Zwei Möglichkeiten für zusätzliche Gewerbeflächen standen zur Diskussion: eine Ausdehnung des Gebiets "Münchswiesen II" nach Norden um rund zwei Hektar und eine Fortsetzung von "Münchswiesen I" entlang der Bahnlinie. Hier kämen drei Hektar in Betracht. Ein Areal fällt aus den Betrachtungen: das Gelände nördlich der Baumschule Fees. Hier war ursprünglich ein "Blaulicht-Zentrum" vorgesehen, ein gemeinsamer Standort für Hilfsdienste wie THW und Rotes Kreuz. Denn die Gartenbaufirma hat großes Interesse daran, ihr Betriebsgelände zu erweitern, um Privatkundengeschäft und Arbeiten für gewerbliche Kunden - oft mit großem Gerät und großen Bäumen - besser zu trennen.

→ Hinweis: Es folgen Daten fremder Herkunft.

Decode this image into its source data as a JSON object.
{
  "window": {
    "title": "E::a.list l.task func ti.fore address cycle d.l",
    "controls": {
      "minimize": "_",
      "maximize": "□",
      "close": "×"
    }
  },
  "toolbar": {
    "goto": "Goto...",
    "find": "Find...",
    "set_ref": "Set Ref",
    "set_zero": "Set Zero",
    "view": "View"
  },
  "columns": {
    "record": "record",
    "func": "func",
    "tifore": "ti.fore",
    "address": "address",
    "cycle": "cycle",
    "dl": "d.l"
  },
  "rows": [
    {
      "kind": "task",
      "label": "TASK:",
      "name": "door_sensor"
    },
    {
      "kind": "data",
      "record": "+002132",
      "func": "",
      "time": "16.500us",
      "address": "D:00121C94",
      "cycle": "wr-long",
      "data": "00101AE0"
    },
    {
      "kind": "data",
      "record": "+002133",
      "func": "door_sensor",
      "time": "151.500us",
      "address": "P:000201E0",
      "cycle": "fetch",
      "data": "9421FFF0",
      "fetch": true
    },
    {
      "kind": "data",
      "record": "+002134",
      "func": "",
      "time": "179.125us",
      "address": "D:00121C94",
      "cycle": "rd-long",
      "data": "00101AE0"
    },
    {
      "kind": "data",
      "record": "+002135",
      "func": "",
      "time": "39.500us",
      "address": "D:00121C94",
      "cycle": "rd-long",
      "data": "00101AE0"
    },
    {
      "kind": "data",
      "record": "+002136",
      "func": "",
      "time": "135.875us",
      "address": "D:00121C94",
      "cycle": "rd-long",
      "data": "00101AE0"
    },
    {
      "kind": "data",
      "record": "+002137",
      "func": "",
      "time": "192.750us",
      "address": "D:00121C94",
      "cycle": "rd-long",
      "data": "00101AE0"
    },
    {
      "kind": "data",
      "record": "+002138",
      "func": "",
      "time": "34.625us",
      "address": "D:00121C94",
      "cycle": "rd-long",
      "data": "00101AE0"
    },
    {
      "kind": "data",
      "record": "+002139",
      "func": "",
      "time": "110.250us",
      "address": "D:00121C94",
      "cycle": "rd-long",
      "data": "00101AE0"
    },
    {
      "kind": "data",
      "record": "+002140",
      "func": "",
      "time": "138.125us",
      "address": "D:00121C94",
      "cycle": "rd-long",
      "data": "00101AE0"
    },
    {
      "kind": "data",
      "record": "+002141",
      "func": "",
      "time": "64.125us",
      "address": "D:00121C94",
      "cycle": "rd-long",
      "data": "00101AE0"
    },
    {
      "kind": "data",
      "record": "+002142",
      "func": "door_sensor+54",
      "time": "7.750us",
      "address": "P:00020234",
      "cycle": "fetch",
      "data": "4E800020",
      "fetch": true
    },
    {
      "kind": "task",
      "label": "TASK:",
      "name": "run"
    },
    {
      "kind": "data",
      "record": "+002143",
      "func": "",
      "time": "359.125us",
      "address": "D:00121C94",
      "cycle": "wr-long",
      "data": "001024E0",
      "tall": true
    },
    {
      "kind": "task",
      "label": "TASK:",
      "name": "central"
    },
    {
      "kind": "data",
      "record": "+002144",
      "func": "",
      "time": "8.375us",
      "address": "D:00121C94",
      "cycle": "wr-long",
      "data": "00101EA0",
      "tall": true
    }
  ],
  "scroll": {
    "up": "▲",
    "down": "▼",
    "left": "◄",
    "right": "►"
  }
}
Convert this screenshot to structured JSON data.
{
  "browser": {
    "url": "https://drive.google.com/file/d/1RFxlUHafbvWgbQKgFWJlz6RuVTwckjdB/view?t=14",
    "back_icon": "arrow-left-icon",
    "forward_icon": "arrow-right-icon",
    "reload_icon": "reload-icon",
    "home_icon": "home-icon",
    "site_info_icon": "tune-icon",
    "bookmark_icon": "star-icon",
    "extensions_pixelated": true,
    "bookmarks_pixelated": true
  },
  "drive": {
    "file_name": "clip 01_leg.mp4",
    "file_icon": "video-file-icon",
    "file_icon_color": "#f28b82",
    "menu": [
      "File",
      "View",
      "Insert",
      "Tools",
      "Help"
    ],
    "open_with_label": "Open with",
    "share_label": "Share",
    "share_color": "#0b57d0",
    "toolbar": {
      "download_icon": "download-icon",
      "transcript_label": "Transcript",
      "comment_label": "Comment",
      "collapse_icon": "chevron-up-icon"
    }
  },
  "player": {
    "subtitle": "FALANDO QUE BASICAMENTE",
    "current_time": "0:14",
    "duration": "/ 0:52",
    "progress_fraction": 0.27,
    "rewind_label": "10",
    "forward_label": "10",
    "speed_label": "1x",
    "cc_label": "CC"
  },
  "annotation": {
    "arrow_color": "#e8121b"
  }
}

Der Rat entschied sich für die Erweiterung von "Münchswiesen I", wie dies von den Freien Wählern und der Ökologischen Wählergemeinschaft vorgeschlagen wurde. Ihre Argumente waren der Lärmschutz und die langjährige Linie des Stadtrats. Die SPD-Fraktion dagegen gab keine Zustimmung - zu keiner Möglichkeit. "Wir wollen mit Ausweisungen warten, bis der Isek-Prozess beendet ist", erklärte Matthias Götz.

Gebührenerhöhung

Weiter beschloss der Stadtrat einstimmig Gebührenerhöhungen für Krippen- und Kindergartenplätze. Beim Kindergarten betragen sie circa 43 Prozent, bei der Krippe 6,5 Prozent. Die unterschiedliche Kalkulation rührt daher, dass die Eltern künftig 100 Euro pro Monat vom Freistaat erhalten. Insgesamt, erläuterte Bürgermeister Andreas Galster (CSU), zahlten trotz der Erhöhung die Eltern letztlich im Monat weniger als bisher. Der Elternzuschuss wird an die Stadt ausgezahlt; sie bucht dann bei den Eltern den Tarif für die gebuchten Stunden minus 100 Euro ab, erläuterte er das Vorgehen.

Durch die Erhöhung der Elternanteile verringert sich der kommunale Anteil an der Kinderbetreuungsfinanzierung auf rund 37 Prozent. Gedacht war bei Einführung der staatlichen Zuschüsse an eine Drittelung der Kosten zwischen Eltern, Staat und Kommunen.